Even so, there has to be a degree of realism about the UK’s employment landscape. Take agriculture. Despite big recruitment campaigns to encourage domestic workers, the National Farmers Union revealed that only 11 per cent of seasonal workers in the 2020 were UK residents, and the country needs thousands more to come by next summer. In short, by lowering thresholds, the Government has much more flexibility to fill occupational shortages.

Migration Observatory has called the reduction in the threshold “the final nail in the coffin of the net migration target”, but the other point to bear in mind is that migration isn’t at the levels it once was because of the pandemic.

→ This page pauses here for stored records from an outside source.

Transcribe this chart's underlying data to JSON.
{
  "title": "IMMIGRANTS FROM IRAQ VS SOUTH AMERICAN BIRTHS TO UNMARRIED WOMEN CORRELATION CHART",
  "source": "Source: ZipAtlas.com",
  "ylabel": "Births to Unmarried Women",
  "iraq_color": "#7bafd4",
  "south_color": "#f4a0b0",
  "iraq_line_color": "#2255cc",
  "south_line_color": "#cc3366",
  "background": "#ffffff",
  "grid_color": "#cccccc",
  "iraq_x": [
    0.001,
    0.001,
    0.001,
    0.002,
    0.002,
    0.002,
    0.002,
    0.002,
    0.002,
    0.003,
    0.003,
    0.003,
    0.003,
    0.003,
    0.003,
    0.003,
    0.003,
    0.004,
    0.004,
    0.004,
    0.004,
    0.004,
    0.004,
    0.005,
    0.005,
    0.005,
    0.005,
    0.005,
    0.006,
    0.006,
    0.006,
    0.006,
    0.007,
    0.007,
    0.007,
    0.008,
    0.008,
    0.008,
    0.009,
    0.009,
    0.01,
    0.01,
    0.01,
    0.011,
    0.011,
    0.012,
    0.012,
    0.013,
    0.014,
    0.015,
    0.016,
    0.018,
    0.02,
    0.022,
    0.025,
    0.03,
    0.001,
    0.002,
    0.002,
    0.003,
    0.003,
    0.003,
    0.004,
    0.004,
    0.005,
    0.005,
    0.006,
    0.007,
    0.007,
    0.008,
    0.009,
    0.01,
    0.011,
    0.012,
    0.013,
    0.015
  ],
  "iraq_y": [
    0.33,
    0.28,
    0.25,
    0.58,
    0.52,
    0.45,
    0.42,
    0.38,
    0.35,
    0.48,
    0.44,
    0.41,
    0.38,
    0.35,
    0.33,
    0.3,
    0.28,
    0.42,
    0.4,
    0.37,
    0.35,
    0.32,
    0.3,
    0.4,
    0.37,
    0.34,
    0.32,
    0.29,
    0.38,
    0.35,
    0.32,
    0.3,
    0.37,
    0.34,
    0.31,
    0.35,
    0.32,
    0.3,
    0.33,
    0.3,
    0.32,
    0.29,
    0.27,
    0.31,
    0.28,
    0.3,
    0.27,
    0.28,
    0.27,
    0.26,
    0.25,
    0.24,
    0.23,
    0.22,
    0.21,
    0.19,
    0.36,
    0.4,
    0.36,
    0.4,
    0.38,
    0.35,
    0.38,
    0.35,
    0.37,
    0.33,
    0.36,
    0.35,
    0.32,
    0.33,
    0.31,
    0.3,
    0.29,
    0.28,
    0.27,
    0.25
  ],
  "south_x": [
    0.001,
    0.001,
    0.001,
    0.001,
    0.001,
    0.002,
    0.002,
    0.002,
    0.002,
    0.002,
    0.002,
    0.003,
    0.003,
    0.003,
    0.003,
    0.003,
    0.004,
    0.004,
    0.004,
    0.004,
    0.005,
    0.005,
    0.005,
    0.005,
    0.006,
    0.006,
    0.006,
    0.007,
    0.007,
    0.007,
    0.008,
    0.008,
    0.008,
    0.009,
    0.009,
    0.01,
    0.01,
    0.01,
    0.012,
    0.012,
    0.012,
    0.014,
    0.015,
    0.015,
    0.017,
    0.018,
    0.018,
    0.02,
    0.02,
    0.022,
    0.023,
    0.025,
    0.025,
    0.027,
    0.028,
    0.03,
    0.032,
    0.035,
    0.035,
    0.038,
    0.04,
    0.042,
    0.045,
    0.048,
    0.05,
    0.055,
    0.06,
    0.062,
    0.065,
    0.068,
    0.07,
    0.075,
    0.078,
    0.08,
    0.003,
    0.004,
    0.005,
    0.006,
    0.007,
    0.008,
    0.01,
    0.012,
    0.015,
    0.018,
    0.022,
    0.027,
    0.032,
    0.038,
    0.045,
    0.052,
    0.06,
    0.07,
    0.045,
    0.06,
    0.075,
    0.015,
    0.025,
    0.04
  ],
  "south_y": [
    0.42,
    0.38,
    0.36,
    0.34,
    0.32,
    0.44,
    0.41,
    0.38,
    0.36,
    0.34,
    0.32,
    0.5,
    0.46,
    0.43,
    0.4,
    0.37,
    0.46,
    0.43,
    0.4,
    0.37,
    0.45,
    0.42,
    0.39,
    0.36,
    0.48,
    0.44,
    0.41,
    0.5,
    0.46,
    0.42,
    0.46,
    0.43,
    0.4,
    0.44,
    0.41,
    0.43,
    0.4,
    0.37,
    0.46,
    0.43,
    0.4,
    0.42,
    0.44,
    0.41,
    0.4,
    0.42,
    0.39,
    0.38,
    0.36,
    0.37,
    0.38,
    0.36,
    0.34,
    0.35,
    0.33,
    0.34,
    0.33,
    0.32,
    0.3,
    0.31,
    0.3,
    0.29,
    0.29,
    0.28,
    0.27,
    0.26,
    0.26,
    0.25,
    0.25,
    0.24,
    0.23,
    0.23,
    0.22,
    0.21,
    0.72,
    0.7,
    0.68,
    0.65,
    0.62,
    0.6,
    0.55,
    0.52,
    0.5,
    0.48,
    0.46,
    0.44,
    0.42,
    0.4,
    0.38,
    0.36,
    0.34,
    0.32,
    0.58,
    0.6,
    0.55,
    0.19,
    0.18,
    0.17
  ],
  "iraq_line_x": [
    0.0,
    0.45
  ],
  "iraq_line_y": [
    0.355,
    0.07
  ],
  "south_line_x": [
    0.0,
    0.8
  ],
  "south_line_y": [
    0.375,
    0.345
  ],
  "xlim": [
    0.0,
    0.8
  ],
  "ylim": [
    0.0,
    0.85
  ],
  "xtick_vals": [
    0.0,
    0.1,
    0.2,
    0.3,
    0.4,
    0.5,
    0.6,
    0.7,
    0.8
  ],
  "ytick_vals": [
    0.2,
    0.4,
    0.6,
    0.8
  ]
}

As Katwala suggests on Twitter, the Government has accidentally hit May’s under 100,000 target. He says that from looking at the Office for National Statistics figures, “[N]et migration has almost certainly been negative this year.”

Recent events, along with the fall in the pound (an unappealing prospect to workers wanting to be here for a few years, save up money and bring it back to their home country) have changed this area, and the Government will strategise accordingly.

And what does all this tell us about Johnson? It shows, at the very least, he has a completely different view on immigration to May, which was clear when he first abandoned net migration targets. He is averse to using numbers in this respect – perhaps viewing them as an arbitrary measure of how successful an immigration system is.

Many will see his latest policy as more evidence that he has been, and will always be, liberal on immigration. Throughout his career this has been apparent.

During his time as the Mayor of London, for instance, he called for an “earned amnesty” for an estimated 400,000 people living illegally in London. He was particularly keen that they should be able to gain citizenship after years in the city.

More recently, the Government pledged to admit three million Hong Kong residents into the UK following China’s decision to impose new draconian security legislation.

And in September, the Prime Minister reversed a decision made by May (in 2012 – when she was Home Secretary) that forced oversea students to leave four months after they finished their degrees. They will now be able to stay in the UK for two years after graduation.

In losing the thresholds, Johnson is not only better able to make way for his policies on international students and those fleeing Hong Kong, but projecting his personal philosophy; his open attitude to immigration, and his commitment to fairness.

On the latter point, the new policies could be said to be an extension of the “levelling up” agenda, as the Government is creating parity on the requirements for EU and non-EU migrants coming to the UK (the former of which had more leniency under free movement).

Has Johnson fulfilled his pledge to “take back control”? It is a statement he has said repeatedly over the years. But talk to anyone, and it becomes obvious that there is no clear cut view on what he would do with that control if it was gained, as it now has been.

No doubt many voters saw immigration control as a numbers game, others say it is about “control over who comes in” – something afforded under the Australian points system. The Government seems to believe the new system will achieve both. Whatever the case, by all indications it’s a far more sophisticated way of managing UK immigration than salary thresholds.